В эти дни в Одессе жил Александр Федоров, известный русский поэт. Он увидел перевод «Ворона», пригласил меня к себе, ободрил меня и представил редактору газеты «Одесский листок». Я спросил последнего: «Стали бы вы публиковать мои корреспонденции из-за границы?» И получил ответ: «Возможно. При двух условиях: если вы будете писать из столицы, в которой у нас нет другого корреспондента, и если не будете писать глупостей».
У него были корреспонденты во всех европейских столицах, за исключением Берна и Рима. Мама просила: «Только не в Рим! Поезжай с Богом, раз ты уж решил оставить гимназию, но на худой конец в Берн, там среди студентов есть дети наших знакомых».
Кстати, среди прочих волшебных сказок, которыми незаслуженно разукрасили летопись моей жизни, слышал я и такую, будто меня «исключили» из гимназии. Боюсь, что если бы я не оставил тогда ее, в конце концов меня бы действительно выгнали, но случайно я ушел из нее по своей доброй воле еще до этого неотвратимого события.

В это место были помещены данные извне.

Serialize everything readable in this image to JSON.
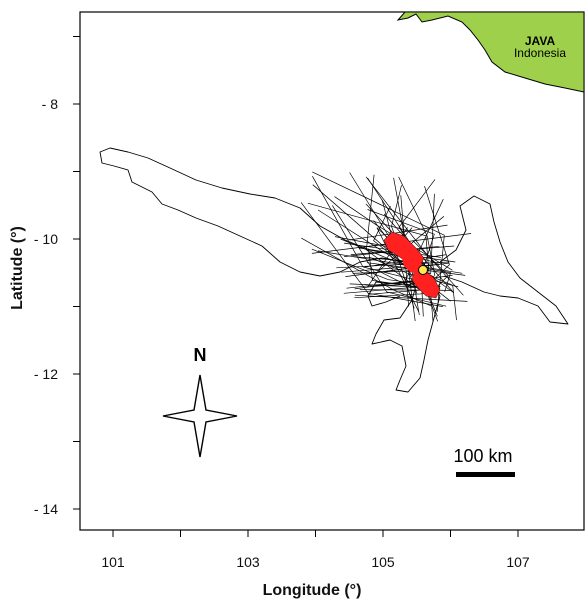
{
  "map": {
    "xlabel": "Longitude (°)",
    "ylabel": "Latitude (°)",
    "x_ticks": [
      "101",
      "103",
      "105",
      "107"
    ],
    "y_ticks": [
      "- 8",
      "- 10",
      "- 12",
      "- 14"
    ],
    "x_tick_values": [
      101,
      102,
      103,
      104,
      105,
      106,
      107
    ],
    "y_tick_values": [
      -7,
      -8,
      -9,
      -10,
      -11,
      -12,
      -13,
      -14
    ],
    "landmass": {
      "name": "JAVA",
      "country": "Indonesia",
      "fill_color": "#9ed04b"
    },
    "compass_label": "N",
    "scale_bar_label": "100 km",
    "track_color": "#000000",
    "core_area_color": "#ff2020",
    "tag_site_color": "#ffe84a"
  }
}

Ибо мне атмосфера гимназии опротивела, и я решил оставить ее при первой же возможности, даже не закончив курса. Жестоко боролся я за это решение с членами своей семьи, родственниками и знакомыми. Молодой читатель не поймет, что значила «гимназия» в глазах еврейского общества сорок лет тому назад: аттестат зрелости — университет — право жительства вне «черты», — короче говоря, человеческая, а не собачья жизнь. А я уже ученик седьмого класса, еще полтора года, и я смогу надеть синюю фуражку и черную тужурку студента. Что за безумие пожертвовать такими возможностями и разрушить их, и, прежде всего, Бога ради, почему?
Хоть убейте меня, я не знал почему. Потому. И, быть может, нет объяснения тайнам хотения, которое более точно выражало бы их, чем «потому».
Де Монзи, известный французский политик и друг сионизма, однажды сказал мне: «Я понимаю в сионизме все, кроме постановки вопроса о языке». И он привел мне с большой аналитической силой и превосходной логикой множество убедительных аргументов против древнееврейского языка, который разрушает всякую связь между мировой культурой и «народом, который создал эту культуру». Я искал удовлетворительный ответ, не нашел и ответил: «И все-таки древнееврейский язык. Почему? Потому». Де Монзи воздел руки горе и сказал: «Теперь я понял. Вы правы. Страсть, не поддающаяся объяснению, выше всяких объяснений».